If you are working in a school setting, you’ve heard the word “bullying” a lot in the past few years. In fact, you’ve probably heard it so many times that the idea that teachers, schools, or communities might still be unresponsive or under-responsive to serious bullying incidents would seem laughable. Sadly, that is not the case. It seems that raising awareness is still an important part of the overall push to reduce bullying among students.
Today we are covering one of the most popular communication apps used by teens: Snapchat.
If you haven’t heard of Snapchat, here’s the short story.
Snapchat allows users to send text messages and images to friends that can only be viewed for a limited time (set by you) before the message “self-destructs.” Yes, this may sound similar to a Bond movie, but it’s actually a real thing and it’s a favorite of teens strictly because of its ephemerality. You see, today’s teens have learned from the mistakes of those just five years older than they who, as teens, committed comments and images to “permanent” social media and communication tools like MySpace, Facebook, blogs, forums, and texts. They’ve heard the horror stories of students who’ve lost their friends, their dignity, or even job opportunities because of poorly considered posts and pics.
For this reason, Snapchat makes a “safe” way to express oneself to friends without worrying if the image or message you craft should go down as part of your “permanent record” of commentary. Great solution, right? Sure.
But unfortunately it also makes an effective way for cyber bullies to victimize others and leave no evidence. This recent article (below) on this very topic demonstrates that as parents, educators, and communities, we still must keep our eyes wide open with regards to cyberbullying threats.
In this case what was most disturbing was the (reported) responses of teachers, the school, and community.

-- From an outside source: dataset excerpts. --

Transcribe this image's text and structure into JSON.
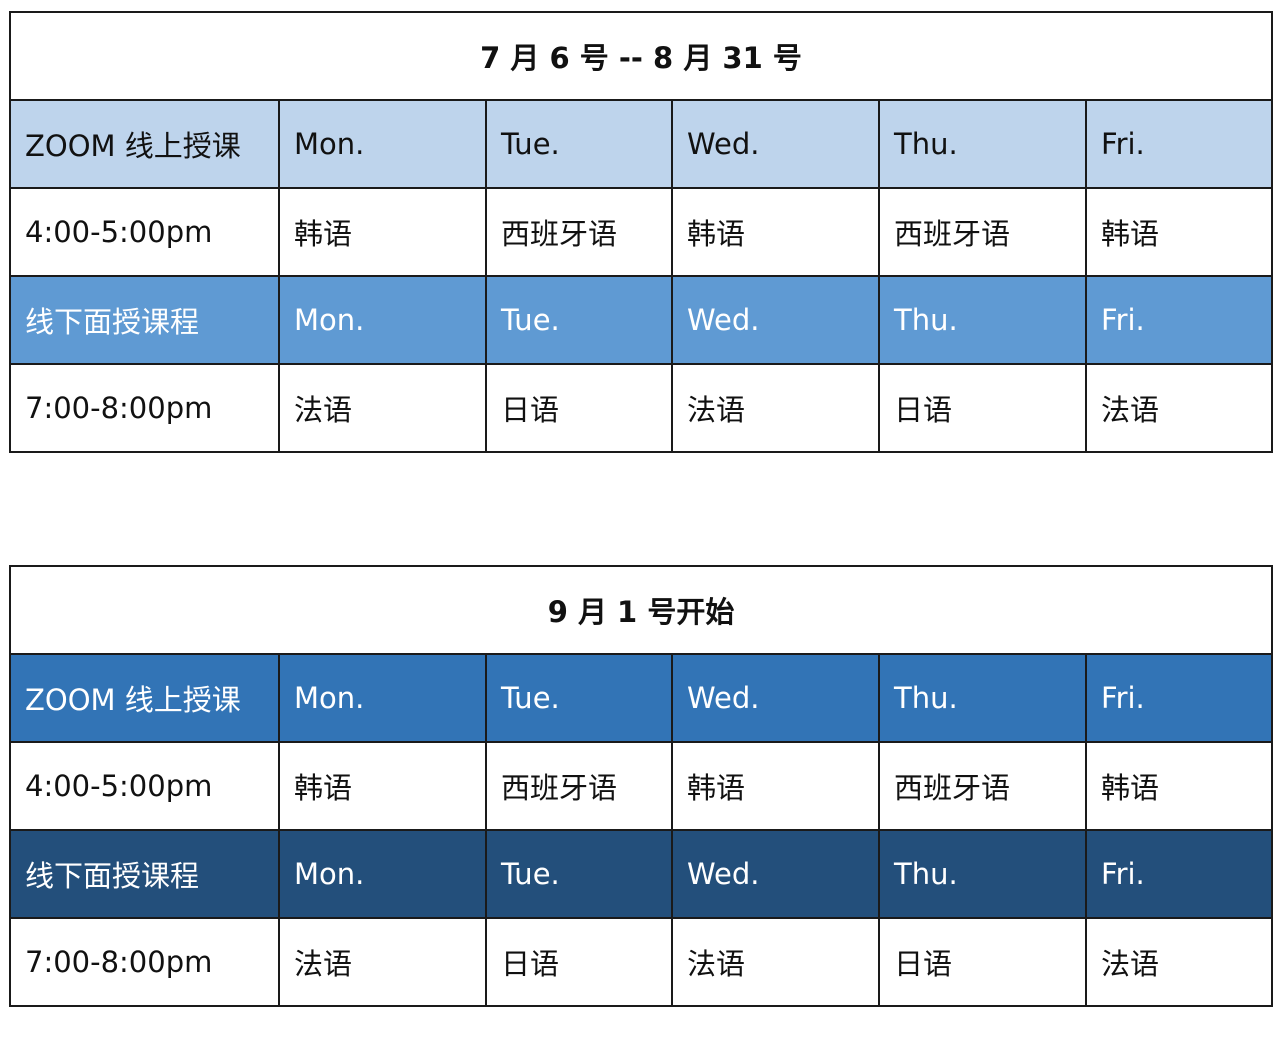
{
  "colors": {
    "border": "#1a1a1a",
    "table1_online_header_bg": "#bed4ec",
    "table1_online_header_text": "#111111",
    "table1_offline_header_bg": "#5f9ad3",
    "table1_offline_header_text": "#ffffff",
    "table2_online_header_bg": "#3274b6",
    "table2_online_header_text": "#ffffff",
    "table2_offline_header_bg": "#234f7b",
    "table2_offline_header_text": "#ffffff"
  },
  "tables": [
    {
      "title": "7 月 6 号 -- 8 月 31 号",
      "online_header": [
        "ZOOM 线上授课",
        "Mon.",
        "Tue.",
        "Wed.",
        "Thu.",
        "Fri."
      ],
      "online_row": [
        "4:00-5:00pm",
        "韩语",
        "西班牙语",
        "韩语",
        "西班牙语",
        "韩语"
      ],
      "offline_header": [
        "线下面授课程",
        "Mon.",
        "Tue.",
        "Wed.",
        "Thu.",
        "Fri."
      ],
      "offline_row": [
        "7:00-8:00pm",
        "法语",
        "日语",
        "法语",
        "日语",
        "法语"
      ]
    },
    {
      "title": "9 月 1 号开始",
      "online_header": [
        "ZOOM 线上授课",
        "Mon.",
        "Tue.",
        "Wed.",
        "Thu.",
        "Fri."
      ],
      "online_row": [
        "4:00-5:00pm",
        "韩语",
        "西班牙语",
        "韩语",
        "西班牙语",
        "韩语"
      ],
      "offline_header": [
        "线下面授课程",
        "Mon.",
        "Tue.",
        "Wed.",
        "Thu.",
        "Fri."
      ],
      "offline_row": [
        "7:00-8:00pm",
        "法语",
        "日语",
        "法语",
        "日语",
        "法语"
      ]
    }
  ]
}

Are we really still saying “Kids will be kids” when some of those kids are threatening each other’s lives? Despite all the highly visible cases of kids taking bullying to a level that is really frightening and disgusting (for example, still posting vicious things after a child has committed suicide), we still doubt it when kids come to us and say, “Someone is scaring me. He/She is threatening me or hurting me.” That has got to stop. That’s why we have to keep an eye on new developments. For all that Snapchat has benefits that protect teens from sticking their own feet permanently into their mouths, it also gives those looking for weapons the tools to strike and disappear.

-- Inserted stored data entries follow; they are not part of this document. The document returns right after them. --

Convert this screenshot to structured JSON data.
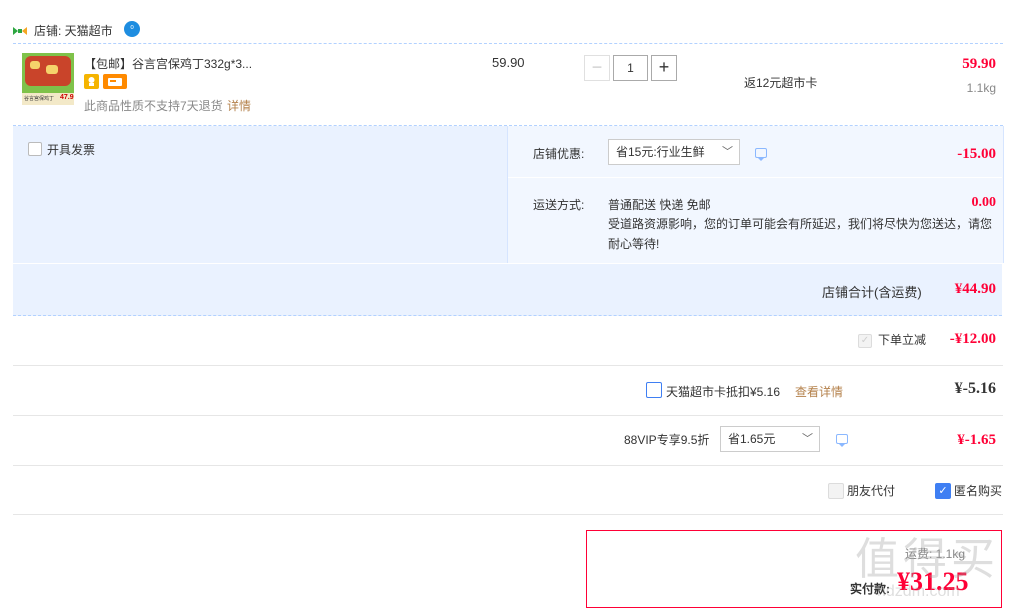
{
  "shop": {
    "label": "店铺: 天猫超市",
    "badge": "⁰"
  },
  "item": {
    "title": "【包邮】谷言宫保鸡丁332g*3...",
    "unit_price": "59.90",
    "quantity": "1",
    "rebate": "返12元超市卡",
    "subtotal": "59.90",
    "weight": "1.1kg",
    "no_return_note": "此商品性质不支持7天退货",
    "details_link": "详情",
    "thumb_price": "47.9",
    "thumb_caption": "谷言宫保鸡丁"
  },
  "invoice": {
    "label": "开具发票"
  },
  "shop_discount": {
    "label": "店铺优惠:",
    "selected": "省15元:行业生鲜",
    "amount": "-15.00"
  },
  "shipping": {
    "label": "运送方式:",
    "method": "普通配送 快递 免邮",
    "notice": "受道路资源影响，您的订单可能会有所延迟，我们将尽快为您送达，请您耐心等待!",
    "amount": "0.00"
  },
  "shop_total": {
    "label": "店铺合计(含运费)",
    "amount": "¥44.90"
  },
  "instant_discount": {
    "label": "下单立减",
    "amount": "-¥12.00"
  },
  "supermarket_card": {
    "label": "天猫超市卡抵扣¥5.16",
    "details_link": "查看详情",
    "amount": "¥-5.16"
  },
  "vip": {
    "label": "88VIP专享9.5折",
    "selected": "省1.65元",
    "amount": "¥-1.65"
  },
  "options": {
    "friend_pay": "朋友代付",
    "anonymous": "匿名购买"
  },
  "summary": {
    "partial_row": "运费: 1.1kg",
    "paid_label": "实付款:",
    "paid_amount": "¥31.25",
    "watermark": "值得买",
    "watermark_site": "hdzdm.com"
  },
  "colors": {
    "accent_red": "#ff0036",
    "section_bg": "#eaf2ff",
    "border_blue": "#b2d1ff",
    "link_brown": "#b4814b",
    "check_blue": "#3f7ff3"
  }
}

If a student tells you he/she is being bullied over Snapchat, take it seriously.
Ask him/her to keep the next message that comes in so that you can see it too before it “self-destructs” and give credence to the students’ concerns. And remember to always, always, always look into any cases of concern and listen to the student. Are there sometimes more layers to bullying than simply one bully and one victim? Yes, that is often the case. Sometimes students are bullying one another back and forth, or there are additional players in the interaction. But we must pay attention, take it seriously, and understand the evolving ways that technology can facilitate cyber bullying.